I felt an urge to look at this portrait again. The only form in which I had it was as a colour plate in the
Nelson Companion
. I found the book on the shelf and took it over to my table. This was covered with papers—notes about Horatio in Naples in 1799, discarded sheets from my forthcoming talk at the club. I pushed them aside, feeling distaste at these reminders of my labours. I felt again that longing for freedom, for the removal of my doubts. To be his chronicler was not enough, it never had been …

I found the portrait, brought the arm of the lamp closer down to
it. He is in full-dress uniform and encrusted with silver and gold: gold collar, gold facings and epaulettes, the silver rays and gold suns of his three orders—the Bath, St. Ferdinand, the Turkish Crescent—pinned to his breast on the left side, with the three gold discs of his naval medals one below the other down his front.

I stared at his face, under the strong light. Füger had caught something no other artist had, perhaps because of his training as a miniaturist, a technique that requires close observation. Not caught,
detected
: there was a ruthlessness here, a capacity for intense concentration. But it was a borrowed face, it was not his … Eyes a greenish brown, an expression cold, pitiless, but not as though native to him—it was induced, laid on his face. The cruelty was something he was bleakly resigned to, as he was resigned to his role. Not the travelling player now. This was Horatio in the part of killer.

Always a mistake to look at anything too long. Already in childhood I knew this. In the days of my illness it was a kind of frightening game. Any object can become dangerous when detached by the violence of the eyes from everything else in the world. A pencil, an elastic, a light switch. And how much more the pictured human face—and his, of all faces! I looked too long at this face of a necessary killer and I felt my being dissolved in his stronger one, I felt the terror of this necessity, there was a darkness at the edges of my vision. I raised my hand to my face, but I could feel nothing that made this face my own. I shut my eyes and clutched at the front of my jacket and felt the rough tweed and knew it was mine. I closed the book without glancing again at the picture. I stood there at the table for a time that seemed short but may not have been, striving to keep my eyes unfocused. By degrees I came to myself again, a self that was clammy: I had been sweating all over my body, and the sweat was cold.

14

A
s I have said, Miss Lily had broken through into a zone of immunity; she had crossed the line.
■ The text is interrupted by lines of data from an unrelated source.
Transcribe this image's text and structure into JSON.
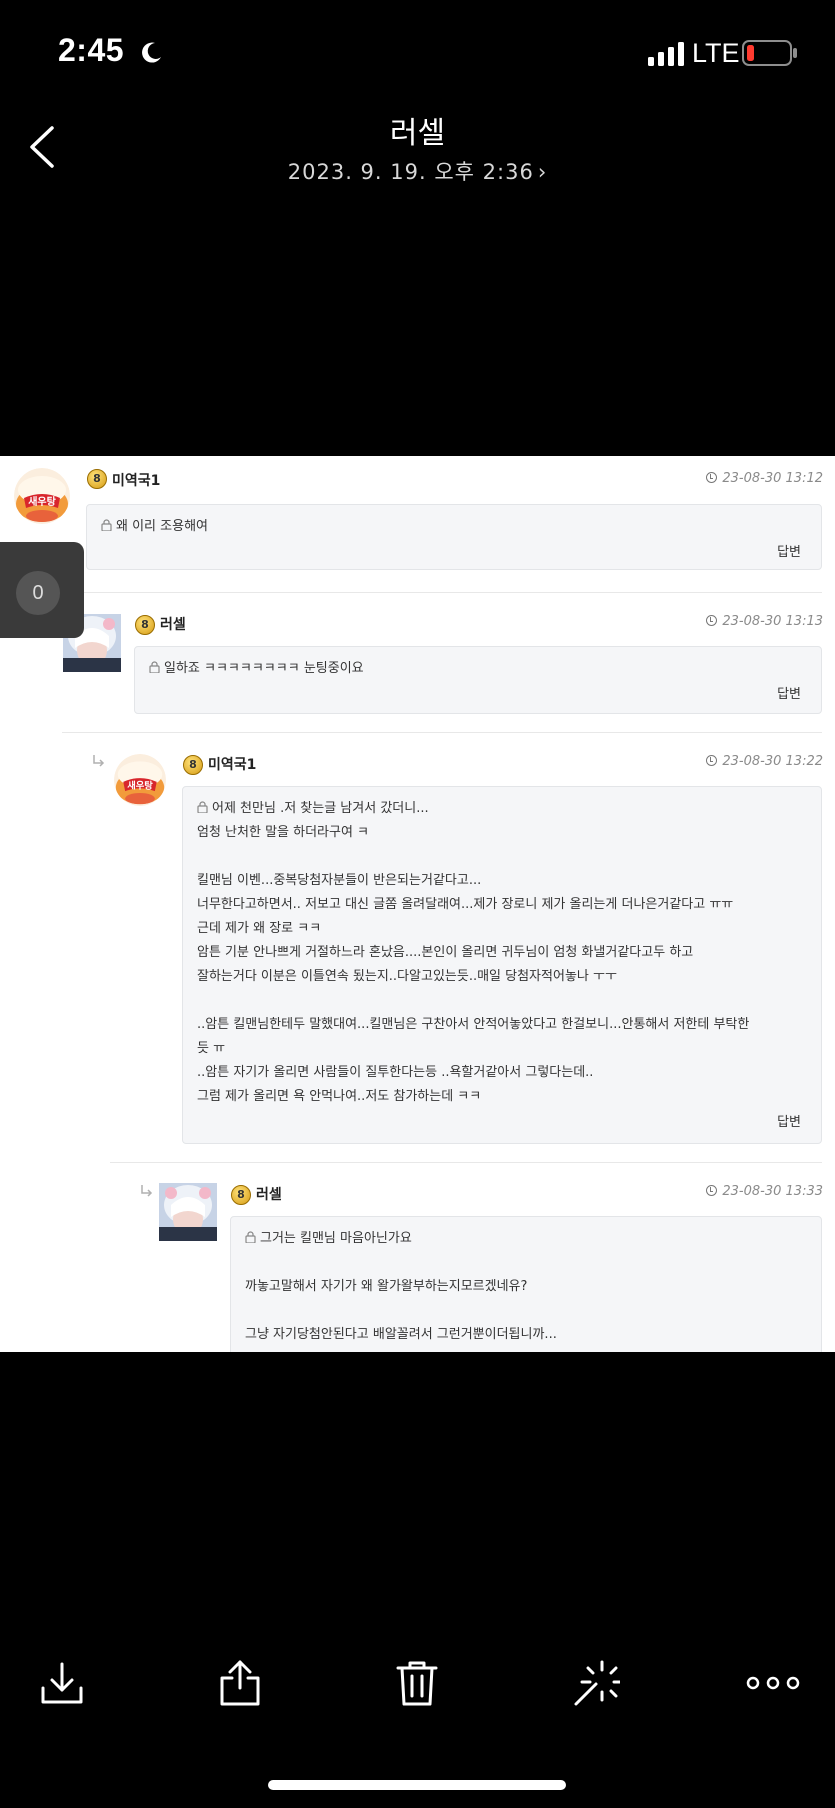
{
  "status_bar": {
    "time": "2:45",
    "network": "LTE",
    "battery_color": "#ff3b30"
  },
  "header": {
    "title": "러셀",
    "date": "2023. 9. 19. 오후 2:36",
    "date_chevron": "›"
  },
  "overlay": {
    "counter": "0"
  },
  "comments": [
    {
      "author": "미역국1",
      "level": "8",
      "time": "23-08-30 13:12",
      "lines": [
        "왜 이리 조용해여"
      ],
      "reply_label": "답변"
    },
    {
      "author": "러셀",
      "level": "8",
      "time": "23-08-30 13:13",
      "lines": [
        "일하죠 ㅋㅋㅋㅋㅋㅋㅋㅋ 눈팅중이요"
      ],
      "reply_label": "답변"
    },
    {
      "author": "미역국1",
      "level": "8",
      "time": "23-08-30 13:22",
      "lines": [
        "어제 천만님 .저 찾는글 남겨서 갔더니...",
        "엄청 난처한 말을 하더라구여 ㅋ",
        "",
        "킬맨님 이벤...중복당첨자분들이 반은되는거같다고...",
        "너무한다고하면서.. 저보고 대신 글쫌 올려달래여...제가 장로니 제가 올리는게 더나은거같다고 ㅠㅠ",
        "근데 제가 왜 장로 ㅋㅋ",
        "암튼 기분 안나쁘게 거절하느라 혼났음....본인이 올리면 귀두님이 엄청 화낼거같다고두 하고",
        "잘하는거다 이분은 이틀연속 됬는지..다알고있는듯..매일 당첨자적어놓나 ㅜㅜ",
        "",
        "..암튼 킬맨님한테두 말했대여...킬맨님은 구찬아서 안적어놓았다고 한걸보니...안통해서 저한테 부탁한",
        "듯 ㅠ",
        "..암튼 자기가 올리면 사람들이 질투한다는등 ..욕할거같아서 그렇다는데..",
        "그럼 제가 올리면 욕 안먹나여..저도 참가하는데 ㅋㅋ"
      ],
      "reply_label": "답변"
    },
    {
      "author": "러셀",
      "level": "8",
      "time": "23-08-30 13:33",
      "lines": [
        "그거는 킬맨님 마음아닌가요",
        "",
        "까놓고말해서 자기가 왜 왈가왈부하는지모르겠네유?",
        "",
        "그냥 자기당첨안된다고 배알꼴려서 그런거뿐이더됩니까..."
      ],
      "reply_label": ""
    }
  ],
  "thumbnails": {
    "noodle_label": "새우탕"
  },
  "toolbar": {
    "items": [
      "download-icon",
      "share-icon",
      "trash-icon",
      "magic-wand-icon",
      "more-icon"
    ]
  }
}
I still felt hostility when she spoke against Horatio, but there had been no impulses of violence after that first. She had changed too in these few months. She had taken to reading about him, she argued, she stayed on longer than the two hours without charging me extra. Her hair was longer, and she wore it in a softer style, with a fringe over the forehead. Now that the weather was milder, she had lost that shiny look and her skin seemed paler. I looked forward now to the evenings when she came. I even looked forward to getting her view of things, limited as this invariably was. By that time I had begun to neglect my appearance rather, but on Tuesdays and Fridays, knowing she was coming in the evening, I made a point of washing and shaving and cleaning my nails.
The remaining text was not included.